В эмиграции Стеллецкий оставался хранителем русской культуры. Суровые условия существования на чужбине лишь усиливали стремление не только не потерять лица русского интеллигента, но и передать духовное и интеллектуальное завещание младшему поколению, уже выросшему и воспитанному в чужих краях.

Размышляя о сути, предназначении и месте творчества Стеллецкого в русской культуре первой трети XX столетия, Маковский писал: «Все творчество Дмитрия Семеновича Стеллецкого, выставлявшего в России свои живописные и скульптурные произведения, начиная с девятисотых годов, – попытка восстановить художественный вкус допетровской Руси, вопреки западническим навыкам. Он верил, что русское художество, возвратясь к забытой традиции нашего «Востока», обретет новые силы – и не только в области церковной живописи (окончательно выродившейся от подражания западным образцам), но и всего искусства, которому Западный Ренессанс не указ, – у него, русского искусства, свои народные пути, ему предначертано продолжить, угасшее в середине XV в., великое художество Ромеев». И хотя Маковский, оценивая фрески работы Стеллецкого, писал, что они находятся «часто на грани талантливого дилетантства» и что «он не хотел бы преувеличивать значение этой росписи (Троице-Сергиева подворья – Г. А), он в тоже время указал на непреходящее значение «технического опыта… подражательного ремесла» художника для «недалекого будущего, когда опять начнут строиться в России Православные храмы» и возродится «к новой жизни искусство».

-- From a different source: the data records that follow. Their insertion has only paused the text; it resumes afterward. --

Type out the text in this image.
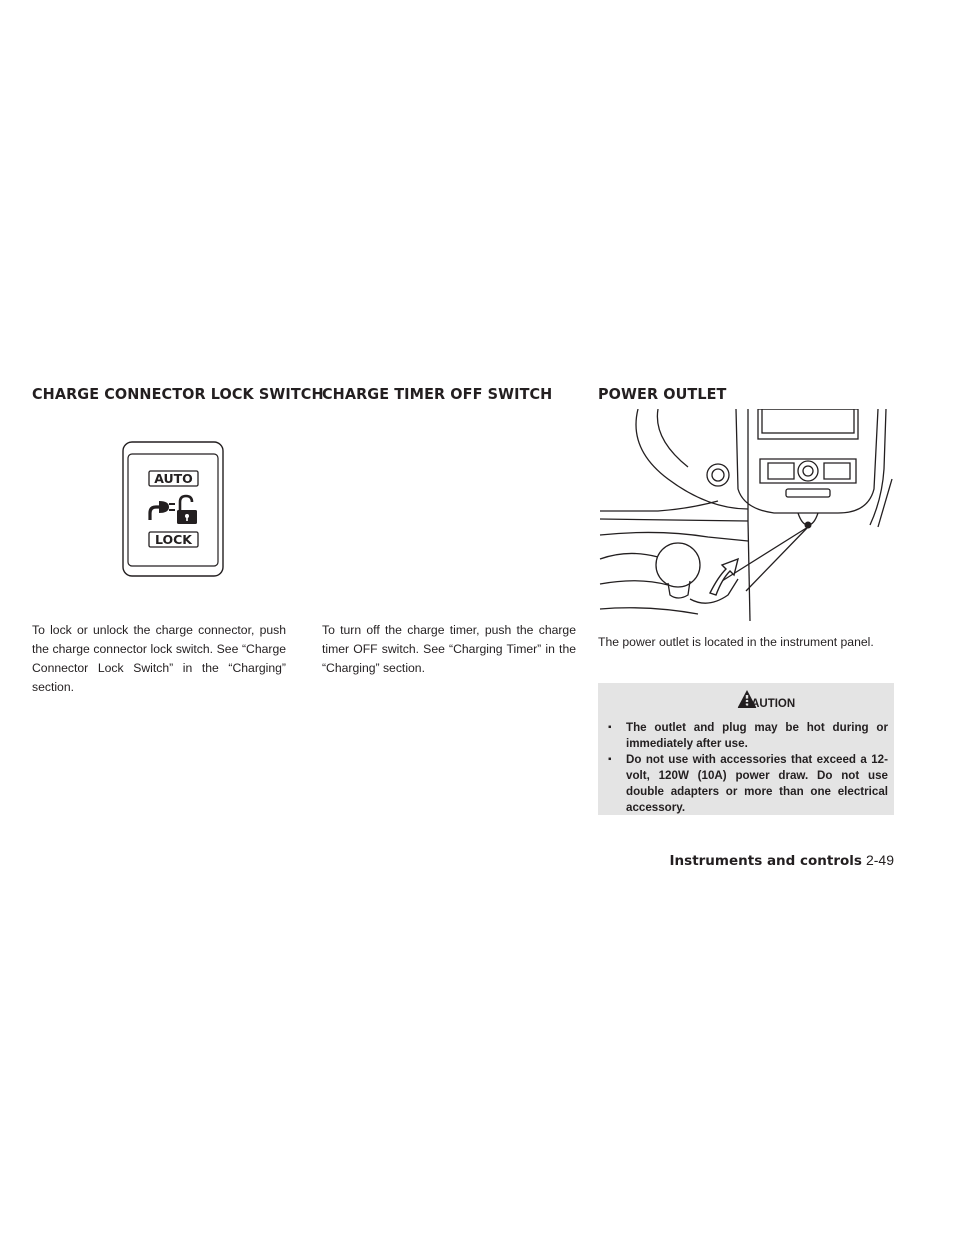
CHARGE CONNECTOR LOCK SWITCH
AUTO
LOCK

To lock or unlock the charge connector, push the charge connector lock switch. See “Charge Connector Lock Switch” in the “Charging” section.

CHARGE TIMER OFF SWITCH

To turn off the charge timer, push the charge timer OFF switch. See “Charging Timer” in the “Charging” section.

POWER OUTLET

The power outlet is located in the instrument panel.

CAUTION
▪ The outlet and plug may be hot during or immediately after use.
▪ Do not use with accessories that exceed a 12-volt, 120W (10A) power draw. Do not use double adapters or more than one electrical accessory.
Instruments and controls 2-49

Высокой оценки заслужило творчество художника Стеллецкого, творчество не всегда ровное и бесспорное в сфере иконописи, скульптуры, но высоко оцененное в области театральной декорации, исторического жанра и, в особенности, книжной графики. К рассмотрению книгописной работы Стеллецкого и переходим в следующем параграфе исследования.

 

§ 2. Искусство книги Д. С. Стеллецкого

Поставив перед собой важнейшую задачу – понять основы исконно русского искусства, Стеллецкий обратился к работе в области книжной графики: каллиграфии и изографии. В своих книжных графических работах он смог добиться максимального приближения к традициям древнерусского искусства.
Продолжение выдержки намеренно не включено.